Thursday, June 29

Some like to save, others don't

Stephen F. Venti of Dartmouth and David A. Wise of Harvard concluded that the primary reason for differences in retirement assets was differences in propensities to save. It is not unusual to see low-income households with high savings rates holding more financial assets at retirement than high-income households who saved a smaller fraction of their income.

[One] suggestion is to provide matching grants to low-income individuals.
In Saving Incentives for Low- and Middle-Income Families: Evidence From a Field Experiment With H&R Block,
about 14,000 low- and middle-income families in the St. Louis area were offered a 20 percent match on their contributions to an I.R.A., a 50 percent match or no match at all. Individuals could make a direct contribution or allocate part of their tax refund to an Express I.R.A. account offered by H&R Block.

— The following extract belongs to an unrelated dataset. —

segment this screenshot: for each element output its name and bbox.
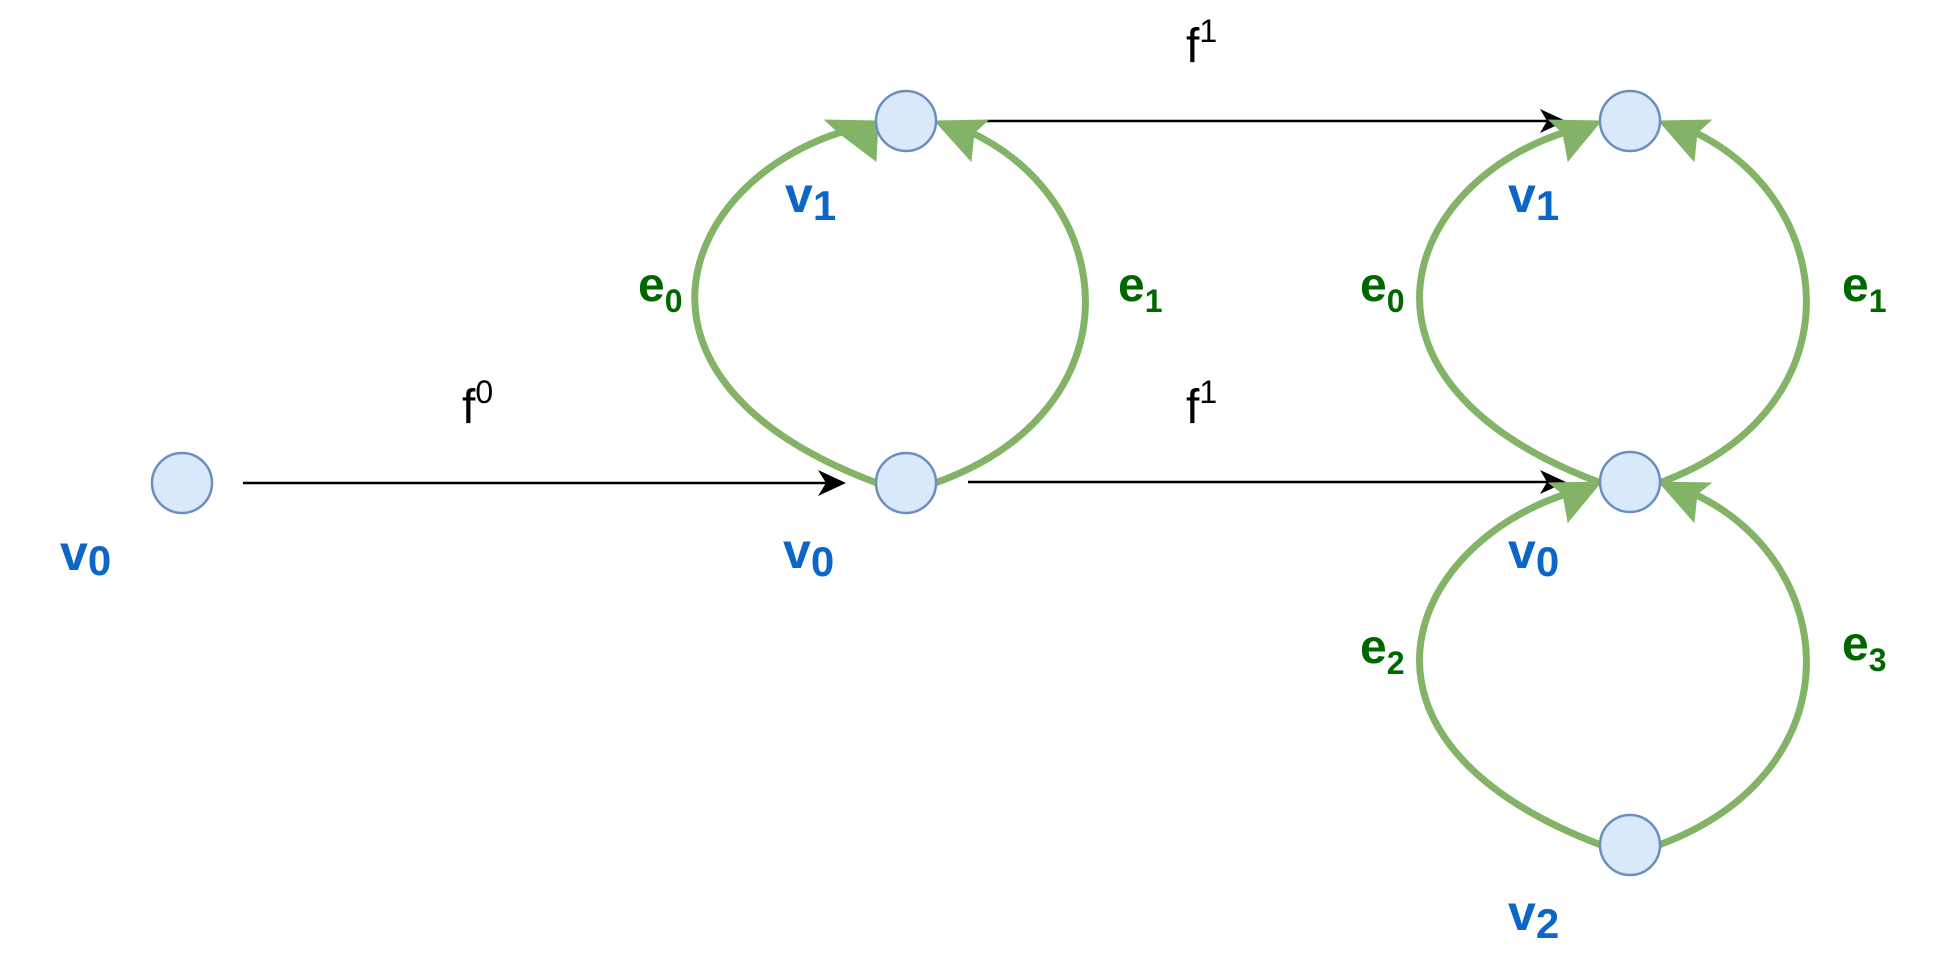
map-arrow-f1-top: [986, 109, 1566, 133]
node-mid-v1[interactable]: [874, 89, 938, 153]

Only 3 percent of the individuals who had no match — the control group — contributed to an I.R.A. But 8 percent of those with a 20 percent match rate contributed, and 14 percent of those with a 50 percent match contributed. The amount contributed was four times as much as the control group for the 20 percent match rate and seven times as much for the 50 percent match rate.
So what? even with 50% matching grants, three quarters still didn't contribute. And then, "four months after the initial contribution, over 90 percent of the individuals still kept the money in their I.R.A.'s." So less than a year later, nearly 10% withdrew the money?

Update
They didn't mention Save More Tomorrow.